Morr Documentary MP3s

The Morr label’s podcast (link) offers an opportunity to peek inside the laptops, and brains, of its musicians. Most recently, Bernhard Fleischmann spoke in detail about the recording of the two long live sets that comprise his most recent album, Melancholy/Sendestrasse. (“I like very long, very repetitive tracks a lot.”) Regarding “Melancholy,” he shows how a few basic electronic chords grew, through accrual and collaboration, to a piece rich with heavily mediated cello. The making of “Sendestrasse” is likewise a narrative of musical sublimation, as a Franz Schubert composition is slowly masked by various production techniques. Throughout, Fleischmann provides musical examples, in the background and foreground, to illustrate his descriptions (MP3).

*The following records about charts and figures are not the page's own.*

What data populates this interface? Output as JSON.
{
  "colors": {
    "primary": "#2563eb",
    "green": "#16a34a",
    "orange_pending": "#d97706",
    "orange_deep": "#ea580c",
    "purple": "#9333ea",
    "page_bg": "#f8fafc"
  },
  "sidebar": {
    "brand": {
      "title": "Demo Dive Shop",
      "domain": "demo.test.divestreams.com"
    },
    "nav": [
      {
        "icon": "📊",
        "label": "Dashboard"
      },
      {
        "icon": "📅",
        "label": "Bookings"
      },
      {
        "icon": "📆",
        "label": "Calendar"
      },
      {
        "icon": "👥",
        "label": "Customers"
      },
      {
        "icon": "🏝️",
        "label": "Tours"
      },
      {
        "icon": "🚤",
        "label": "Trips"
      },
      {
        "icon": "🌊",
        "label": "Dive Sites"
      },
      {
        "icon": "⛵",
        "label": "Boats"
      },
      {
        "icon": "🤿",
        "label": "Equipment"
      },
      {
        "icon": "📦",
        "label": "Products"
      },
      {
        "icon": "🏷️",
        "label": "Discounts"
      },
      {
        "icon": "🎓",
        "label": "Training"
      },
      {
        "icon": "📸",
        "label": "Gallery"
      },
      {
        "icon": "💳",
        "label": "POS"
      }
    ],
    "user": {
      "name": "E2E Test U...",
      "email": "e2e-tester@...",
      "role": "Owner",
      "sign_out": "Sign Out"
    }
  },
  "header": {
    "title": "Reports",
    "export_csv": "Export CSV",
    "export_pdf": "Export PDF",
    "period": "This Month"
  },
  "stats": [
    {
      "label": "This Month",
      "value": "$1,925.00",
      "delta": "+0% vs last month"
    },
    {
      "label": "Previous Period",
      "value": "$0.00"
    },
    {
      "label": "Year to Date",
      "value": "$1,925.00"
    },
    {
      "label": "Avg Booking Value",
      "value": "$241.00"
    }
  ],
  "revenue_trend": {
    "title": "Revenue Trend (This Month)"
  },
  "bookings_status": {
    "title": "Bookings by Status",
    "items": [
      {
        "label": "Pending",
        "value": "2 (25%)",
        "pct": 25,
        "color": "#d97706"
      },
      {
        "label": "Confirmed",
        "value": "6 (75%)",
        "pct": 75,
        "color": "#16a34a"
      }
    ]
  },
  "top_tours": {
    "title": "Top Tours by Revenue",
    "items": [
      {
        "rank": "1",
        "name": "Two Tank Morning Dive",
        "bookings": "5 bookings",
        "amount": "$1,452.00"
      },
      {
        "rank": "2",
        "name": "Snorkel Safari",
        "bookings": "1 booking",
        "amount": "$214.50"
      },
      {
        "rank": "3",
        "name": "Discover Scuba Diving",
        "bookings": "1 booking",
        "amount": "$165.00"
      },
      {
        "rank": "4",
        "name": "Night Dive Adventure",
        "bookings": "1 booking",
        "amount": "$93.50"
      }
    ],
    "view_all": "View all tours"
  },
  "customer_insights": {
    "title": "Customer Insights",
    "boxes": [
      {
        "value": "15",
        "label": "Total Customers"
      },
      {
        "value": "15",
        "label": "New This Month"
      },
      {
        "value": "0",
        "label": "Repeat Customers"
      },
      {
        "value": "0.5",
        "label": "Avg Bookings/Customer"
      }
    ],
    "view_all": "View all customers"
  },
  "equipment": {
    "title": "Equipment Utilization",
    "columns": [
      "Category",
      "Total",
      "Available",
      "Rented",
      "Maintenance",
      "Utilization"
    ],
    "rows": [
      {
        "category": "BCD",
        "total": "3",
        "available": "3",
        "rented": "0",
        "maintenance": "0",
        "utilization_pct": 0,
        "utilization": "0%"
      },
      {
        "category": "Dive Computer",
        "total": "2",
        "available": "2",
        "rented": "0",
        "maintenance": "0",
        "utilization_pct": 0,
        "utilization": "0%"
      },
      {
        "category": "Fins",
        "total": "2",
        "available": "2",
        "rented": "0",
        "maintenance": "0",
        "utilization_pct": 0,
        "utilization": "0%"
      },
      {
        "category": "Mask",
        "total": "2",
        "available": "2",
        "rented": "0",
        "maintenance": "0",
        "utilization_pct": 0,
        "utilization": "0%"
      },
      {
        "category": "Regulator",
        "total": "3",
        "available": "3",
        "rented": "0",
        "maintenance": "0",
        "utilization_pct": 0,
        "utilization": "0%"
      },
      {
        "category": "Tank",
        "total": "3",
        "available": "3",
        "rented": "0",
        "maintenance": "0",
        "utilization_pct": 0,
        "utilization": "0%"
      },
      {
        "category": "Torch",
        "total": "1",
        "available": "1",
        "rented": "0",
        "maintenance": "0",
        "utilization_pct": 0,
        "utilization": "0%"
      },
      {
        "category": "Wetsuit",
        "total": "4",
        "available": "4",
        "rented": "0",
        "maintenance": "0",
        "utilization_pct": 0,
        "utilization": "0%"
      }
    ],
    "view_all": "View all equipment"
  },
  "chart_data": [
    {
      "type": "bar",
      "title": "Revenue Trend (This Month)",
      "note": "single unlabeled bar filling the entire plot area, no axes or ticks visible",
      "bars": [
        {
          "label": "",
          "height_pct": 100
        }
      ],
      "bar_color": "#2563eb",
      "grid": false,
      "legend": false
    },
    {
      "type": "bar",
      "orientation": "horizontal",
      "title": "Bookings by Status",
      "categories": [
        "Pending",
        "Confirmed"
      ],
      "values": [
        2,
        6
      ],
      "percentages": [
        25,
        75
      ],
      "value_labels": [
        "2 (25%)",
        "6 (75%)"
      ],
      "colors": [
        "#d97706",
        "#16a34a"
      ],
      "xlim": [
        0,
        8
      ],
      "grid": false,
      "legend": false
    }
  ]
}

That blending also blurs the line between documentary and performance for an earlier Morr-cast, in which Radical Face (aka Ben Cooper, aka half of Electric President) describes the two-year development of his recent Ghost album, his voice echoed for effect (MP3). More info at morrmusic.com, bfleischmann.com and radicalface.com.

Pointillist Russian MP3s

There’s something a tad antiseptic and just a little maudlin, and yet altogether compelling, about Luxurious, a collection of music attributed to Polina Voronova, said to be a young Russian musician. The album ends with its best piece, in which small bell-like tones repeat over and over against the sort of gauzy synthesis that is the content of much of what came before it. That track, titled “Landing” (MP3), first appeared earlier this year on a compilation set, Arrivals and Departures, released on the Electro Sound netlabel, excentrica.org, that has now brought us, under its Musica Exentrica line, Luxurious (excentrica.org). With it come new favorites, like “This Sky,” in which the melody, so to speak, has the lurching of something slowly spoken rather than sung (MP3), and “Deep Outdoor,” a pointillist lullaby that picks up where “Landing” left off (MP3). One note of thanks to excentrica: kudos for providing the files at 320kbps, double the compressed bit rate of many netlabels. More info at excentrica.org and myspace.com/polinavoronova.

Salt Mine MP3

Here’s some salt that’s good for the diet. The listening diet, that is. The latest raw field recording from the wanderingear.com netlabel is a 20-minute exercise in cavern tourism. The recording was made in the Salina Praid salt mine, located in rural Romania. The entry’s title, “Subterranean Salt Echoes,” notes its most telling feature and richest attraction, a voluminous sense of space that takes all but the most adjacent conversation and transforms it into audio as swollen as a wet sponge (MP3). More info on the locale at salinapraid.ro.

Bi-Rhythmic MP3

You can bob your head to “rows” (MP3), the new aghost track posted for free download at kracfive.com, though to do so you have to imagine your head is placed evenly between two pachinko machines of divergent makes and time periods, one a rapidfire spray of confused percussion, the other a more melodious and jubilant confection of baubles.

Trimpin Profile MP3

The sound artist Trimpin is the subject of a two-part interview and profile newly uploaded to the Other Minds archive at archive.org. Back in 1990, Charles Amirkhanian, head of Other Minds, spoke with Trimpin in advance of an installation due the following year at the San Francisco gallery New Langton Arts. Trimpin talked about his association with player piano innovator Conlon Nancarrow and about the compositional and technological innovations required for him to accomplish his often room-size musical sculptures, and Amirkanian illustrated with excerpts from various works, including “Lullaby,” a transparent piece for piano. Trimpin also took questions from a live audience. Among other things, he explained why he felt it’s “inappropriate” to document his installations on commercial recordings. Available in two parts (MP3, MP3).